I found Catriona’s statement that traditional marketing budgets have disappeared, for literary fiction (excepting that for novels assumed or already known to be prize winners), both sad and enlightening.
It makes sense – writers are not in a position to complain when their publisher doesn’t do much promotion. The literary authors I have met have day jobs, often in teaching, where the published novel is almost a credential, and certainly not a money-maker.
Literary novels almost always take longer to write than popcorn fiction – it takes time to get the language right, the layers and complexities and themes built in. So definitely more of a labor of love.

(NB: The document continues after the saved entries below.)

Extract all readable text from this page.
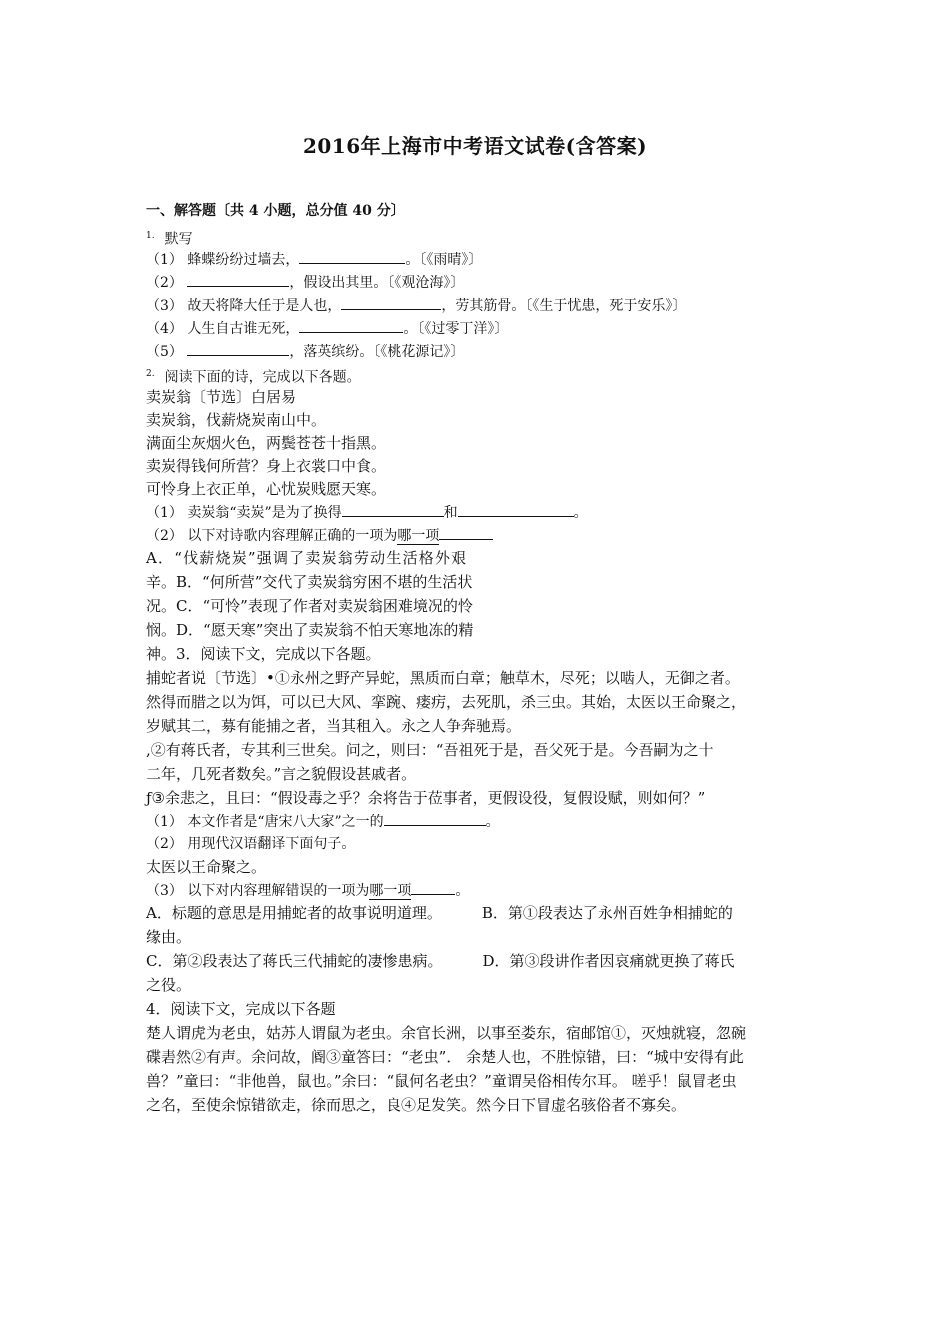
2016年上海市中考语文试卷(含答案)
一、解答题〔共 4 小题，总分值 40 分〕
$^{1.}$ 默写
（1） 蜂蝶纷纷过墙去，	。〔《雨晴》〕
（2）	，假设出其里。〔《观沧海》〕
（3） 故天将降大任于是人也，	，劳其筋骨。〔《生于忧患，死于安乐》〕
（4） 人生自古谁无死，	。〔《过零丁洋》〕
（5）	，落英缤纷。〔《桃花源记》〕
$^{2.}$ 阅读下面的诗，完成以下各题。
卖炭翁〔节选〕白居易
卖炭翁，伐薪烧炭南山中。
满面尘灰烟火色，两鬓苍苍十指黑。
卖炭得钱何所营？身上衣裳口中食。
可怜身上衣正单，心忧炭贱愿天寒。
（1） 卖炭翁“卖炭”是为了换得	和	。
（2） 以下对诗歌内容理解正确的一项为哪一项
A．“伐薪烧炭”强调了卖炭翁劳动生活格外艰
辛。B．“何所营”交代了卖炭翁穷困不堪的生活状
况。C．“可怜”表现了作者对卖炭翁困难境况的怜
悯。D．“愿天寒”突出了卖炭翁不怕天寒地冻的精
神。3．阅读下文，完成以下各题。
捕蛇者说〔节选〕•①永州之野产异蛇，黑质而白章；触草木，尽死；以啮人，无御之者。
然得而腊之以为饵，可以已大风、挛踠、瘘疠，去死肌，杀三虫。其始，太医以王命聚之，
岁赋其二，募有能捕之者，当其租入。永之人争奔驰焉。
,②有蒋氏者，专其利三世矣。问之，则曰：“吾祖死于是，吾父死于是。今吾嗣为之十
二年，几死者数矣。”言之貌假设甚戚者。
ƒ③余悲之，且曰：“假设毒之乎？余将告于莅事者，更假设役，复假设赋，则如何？”
（1） 本文作者是“唐宋八大家”之一的	。
（2） 用现代汉语翻译下面句子。
太医以王命聚之。
（3） 以下对内容理解错误的一项为哪一项	。
A．标题的意思是用捕蛇者的故事说明道理。	B．第①段表达了永州百姓争相捕蛇的
缘由。
C．第②段表达了蒋氏三代捕蛇的凄惨患病。	D．第③段讲作者因哀痛就更换了蒋氏
之役。
4．阅读下文，完成以下各题
楚人谓虎为老虫，姑苏人谓鼠为老虫。余官长洲，以事至娄东，宿邮馆①，灭烛就寝，忽碗
碟砉然②有声。余问故，阍③童答曰：“老虫”． 余楚人也，不胜惊错，曰：“城中安得有此
兽？”童曰：“非他兽，鼠也。”余曰：“鼠何名老虫？”童谓吴俗相传尔耳。 嗟乎！鼠冒老虫
之名，至使余惊错欲走，徐而思之，良④足发笑。然今日下冒虚名骇俗者不寡矣。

I hope it doesn’t have to be that way. I noticed today that The Handmaid’s Tale is about to be broadcast, or more accurately, streamed. Netflix? And regardless of what SF fans have complained about, Atwood is a literary novelist, and the Tale is an excellent book. As is Gaudy Night, which I have just reread for the fourth or fifth time (it is one of the spiritual ancestors of my own book).
I’m also encouraged to hear that ALLI is working to get awards opened up to indies.
A great interview. I’ve added Ghost Town to my TBR list.